Sukses Kesumat


Dua unggahan ini sungguh sulit untuk tidak direspon. Karena isinya persis. Sama-sama memposting kisah sukses seseorang. Di media sosial. Dengan caption yang ditujukan untuk guru-gurunya.

Sosok tersebut pasti dianggap hero bagi yang melihatnya dari satu sisi. Apalagi jika tipe nya sejenis. Maksudnya, dulu pernah jadi siswa yang non hormat dan patuh terhadap orang yang lebih tua. Non rajin masuk kelas. Dan non pintar secara akademik. Sehingga pernah dikecewakan oleh ucapan, tindakan, ataupun bully-an gurunya.

Memang. Siswa yang pintar di kelas belum tentu pintar di kehidupan nyata. Keduanya merupakan dua kelas yang berbeda. Siswa yang berkategori biasa-biasa justru kehidupannya bisa lebih sukses. Hidupnya bisa lebih mapan. Contohnya juga sudah banyak.

Tapi mengumbar foto lalu membuat caption yang ditujukan khusus untuk gurunya. Sambil menceritakan keberhasilan ambisi dan membandingkannya dengan rasa sakit hatinya dulu, apakah bukan termasuk kategori dendam bin kesumat?

Saya pernah kenal dengan seorang dosen. Yang ketika SD bersekolah di bumi Parahiyangan. Pada satu ketika, saat beliau diminta untuk ikut lomba cerdas cermat, hasilnya tak sesuai dengan yang diharapkan. Gurunya pun kecewa. Lantas menyebut dosen itu dengan sebutan ‘Belet’ (bahasa Sunda: artinya bodoh). Dan ‘Tuk’ (dekil).

Ucapan itu jelas membekas di dalam di hatinya. Namun dijadikan cambukan. Motivasi.
Dibuktikannya dengan berhasil masuk ke perguruan tinggi negeri. Menjadi master. Kemudian menjadi dosen. Yang bahkan buku yang ditulisnya pun sudah digunakan oleh siswa SMK se Indonesia.

Ketika berinteraksi di lingkungan sekolah, kata-kata negatif yang bersifat meremehkan kemampuan peserta didik memang sulit untuk dicegah. Bisa dari pendidik, pembimbing siswa selama masa magang, teman-temannya, atau dari orang lain.

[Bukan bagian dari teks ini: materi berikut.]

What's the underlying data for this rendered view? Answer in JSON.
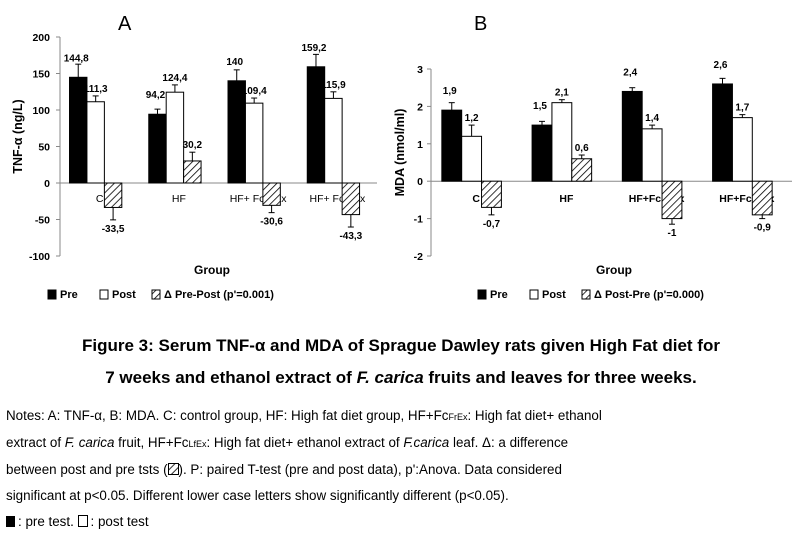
{
  "chart_data": [
    {
      "type": "bar",
      "panel_letter": "A",
      "ylabel": "TNF-α (ng/L)",
      "xlabel": "Group",
      "ylim": [
        -100,
        200
      ],
      "yticks": [
        -100,
        -50,
        0,
        50,
        100,
        150,
        200
      ],
      "categories": [
        "C",
        "HF",
        "HF+ FcFrEx",
        "HF+ FcLfEx"
      ],
      "series": [
        {
          "name": "Pre",
          "fill": "#000000",
          "values": [
            144.8,
            94.2,
            140,
            159.2
          ],
          "errors": [
            18,
            7,
            15,
            17
          ],
          "labels": [
            "144,8",
            "94,2",
            "140",
            "159,2"
          ]
        },
        {
          "name": "Post",
          "fill": "#ffffff",
          "values": [
            111.3,
            124.4,
            109.4,
            115.9
          ],
          "errors": [
            8,
            10,
            7,
            9
          ],
          "labels": [
            "111,3",
            "124,4",
            "109,4",
            "115,9"
          ]
        },
        {
          "name": "Δ Pre-Post (p'=0.001)",
          "fill": "hatch",
          "values": [
            -33.5,
            30.2,
            -30.6,
            -43.3
          ],
          "errors": [
            17,
            12,
            10,
            17
          ],
          "labels": [
            "-33,5",
            "30,2",
            "-30,6",
            "-43,3"
          ]
        }
      ],
      "grid": false,
      "legend_position": "bottom"
    },
    {
      "type": "bar",
      "panel_letter": "B",
      "ylabel": "MDA (nmol/ml)",
      "xlabel": "Group",
      "ylim": [
        -2,
        3
      ],
      "yticks": [
        -2,
        -1,
        0,
        1,
        2,
        3
      ],
      "categories": [
        "C",
        "HF",
        "HF+FcFrEx",
        "HF+FcLfEx"
      ],
      "series": [
        {
          "name": "Pre",
          "fill": "#000000",
          "values": [
            1.9,
            1.5,
            2.4,
            2.6
          ],
          "errors": [
            0.2,
            0.1,
            0.1,
            0.15
          ],
          "labels": [
            "1,9",
            "1,5",
            "2,4",
            "2,6"
          ]
        },
        {
          "name": "Post",
          "fill": "#ffffff",
          "values": [
            1.2,
            2.1,
            1.4,
            1.7
          ],
          "errors": [
            0.3,
            0.08,
            0.1,
            0.08
          ],
          "labels": [
            "1,2",
            "2,1",
            "1,4",
            "1,7"
          ]
        },
        {
          "name": "Δ Post-Pre (p'=0.000)",
          "fill": "hatch",
          "values": [
            -0.7,
            0.6,
            -1,
            -0.9
          ],
          "errors": [
            0.2,
            0.1,
            0.15,
            0.1
          ],
          "labels": [
            "-0,7",
            "0,6",
            "-1",
            "-0,9"
          ]
        }
      ],
      "grid": false,
      "legend_position": "bottom"
    }
  ],
  "caption": {
    "line1": "Figure 3: Serum TNF-α and MDA of Sprague Dawley rats given High Fat diet for",
    "line2_pre": "7 weeks and ethanol extract of ",
    "line2_em": "F. carica",
    "line2_post": " fruits and leaves for three weeks."
  },
  "notes": {
    "l1a": "Notes: A: TNF-α, B: MDA. C: control group, HF: High fat diet group, HF+Fc",
    "l1s": "FrEx",
    "l1b": ": High fat diet+ ethanol",
    "l2a": "extract of ",
    "l2e": "F. carica",
    "l2b": " fruit, HF+Fc",
    "l2s": "LfEx",
    "l2c": ": High fat diet+ ethanol extract of ",
    "l2e2": "F.carica",
    "l2d": " leaf. Δ: a difference",
    "l3a": "between post and pre tsts (",
    "l3b": "). P: paired T-test (pre and post data), p':Anova. Data considered",
    "l4": "significant at p<0.05. Different lower case letters show significantly different (p<0.05).",
    "l5a": ": pre test. ",
    "l5b": ": post test"
  }
}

Saya memang baru 8 tahun menjadi guru. Namun sebisa mungkin menghindari kalimat-kalimat yang menjatuhkan itu. Karena dalam pelatihan hipnoterapi yang pernah kami ikuti, kalimat negatif akan mejadi sugesti buruk bagi siswa.

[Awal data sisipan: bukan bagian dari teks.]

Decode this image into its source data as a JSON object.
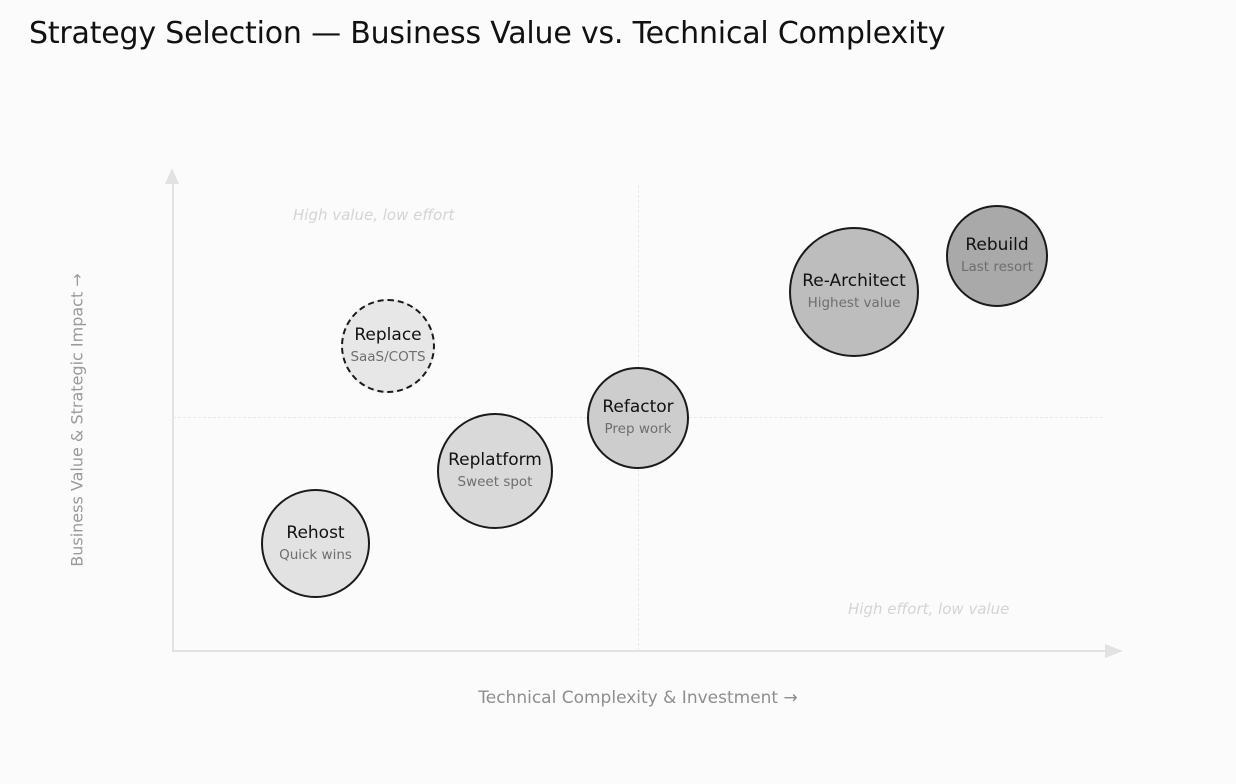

Apalagi pada saat pembelajaran. Gelombang otak siswa bisa mencapai gelombang alfa, theta ataupun delta. Gelombang ini bisa diraih pada awal pembelajaran, dengan tingkat fokus yang tinggi. Pada kondisi ini, otak mereka akan begitu reseptif. Mudah menerima.

“Saya ingin melihat kalian semua sukses,” kata saya kepada mereka. Sebegitu seringnya. Sama seringnya dengan mengucapkan salam atau selamat pagi.

Berbicara begitu, saya ingin mereka menjadi suksesor yang baik apapun bidangnya. Yang lebih menginginkan sukses kesumat dibanding dendamnya. Dengan tetap menghargai guru karena adabnya.